El recibidor daba a un salón con sofá, televisor y una ventana panorámica que mostraba la cantera y el azul estrecho a lo lejos. Había montones de periódicos y libros sobre la mesa que se encontraba en medio de la habitación, pero tampoco vio a nadie en el salón. De una de las paredes colgaba un reloj hexagonal hecho de piedra caliza pulida, con trozos de pizarra como manillas.

Lo único extraño de la casa era que aparte del reloj no contenía otros objetos de piedra artesanal. ¿Tenía Ernst de sobra con lo que había fuera?

Regresó al recibidor y miró alrededor un par de veces, como si un atacante desconocido fuera a surgir de una hendidura de la pared. Salió de nuevo a la escalera y cerró la puerta con cuidado.

Permaneció inmóvil bajo la luz del sol, insegura sobre lo que haría a continuación. Ernst Adolfsson seguramente había salido y había olvidado cerrar la puerta con llave.
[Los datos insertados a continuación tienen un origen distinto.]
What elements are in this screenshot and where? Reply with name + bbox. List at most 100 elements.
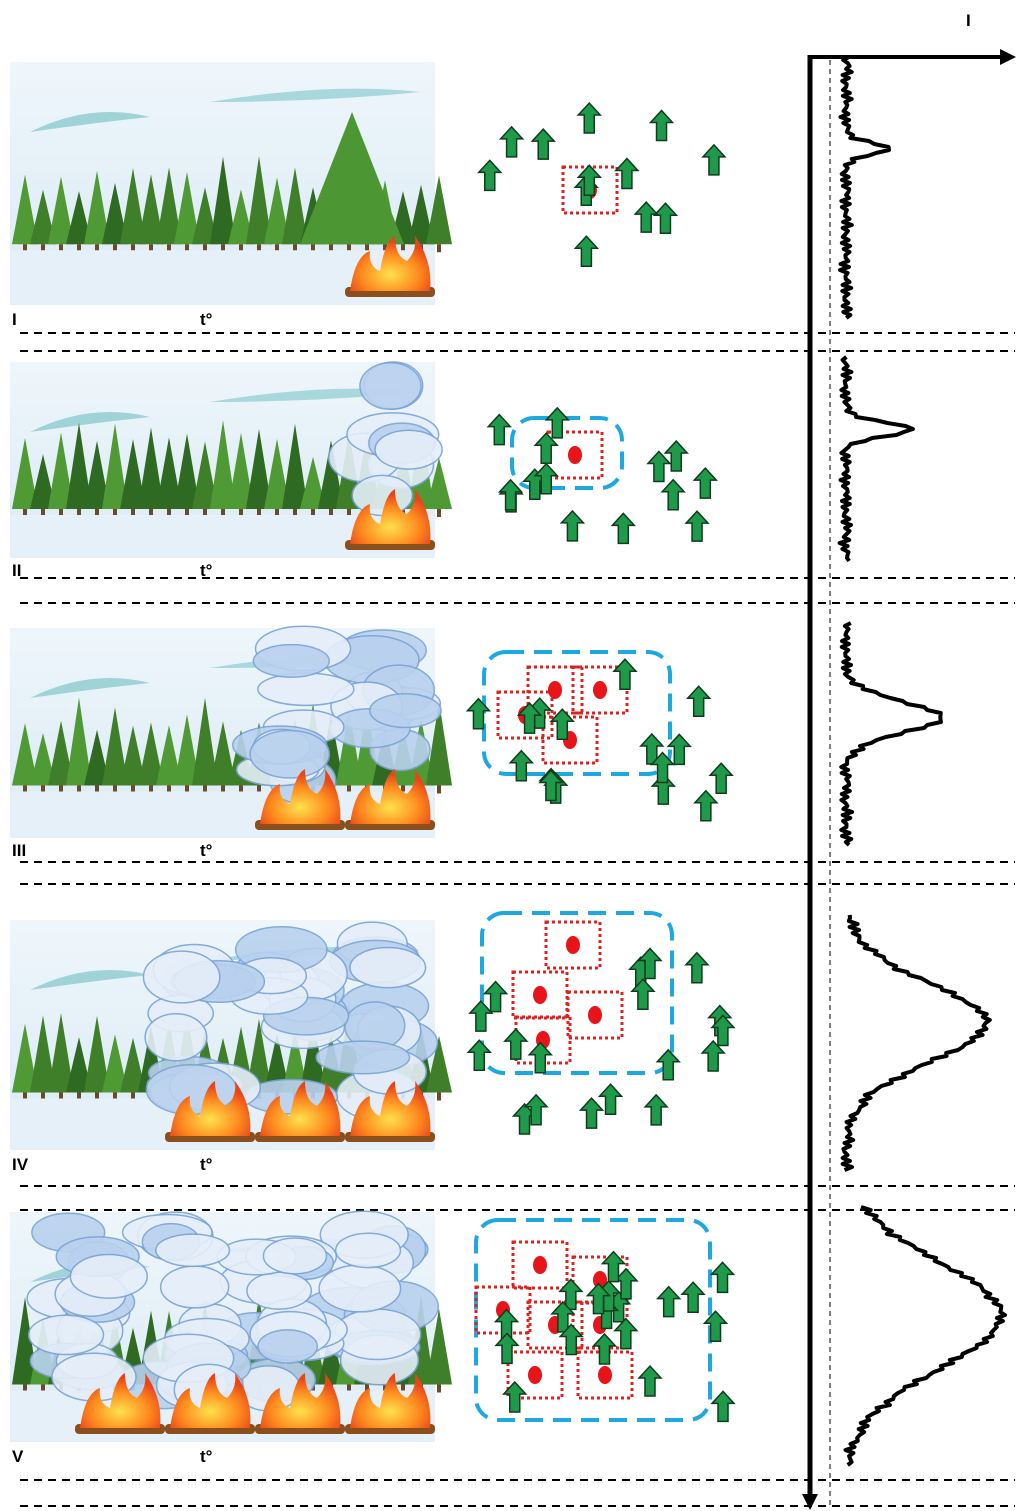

Miró hacia las esculturas de piedra al borde de la cantera, a lo lejos. Junto a ellas había una pequeña mesa de trabajo roja rodeada de bajos abedules, y en un montón junto al cobertizo reposaban aún más bloques de piedras de diferentes tamaños. Tenían algunas partes pulidas pero parecían inacabados. Vio rostros deformes y negras cuencas de ojos de piedra y pensó en los trols que secuestraban a los niños y se los llevaban a la montaña para siempre. Gerlof le había contado que antaño, cuando a los trabajadores de la cantera les desaparecía alguna herramienta, siempre echaban la culpa a los trols. Era impensable que un compañero de trabajo la hubiera robado.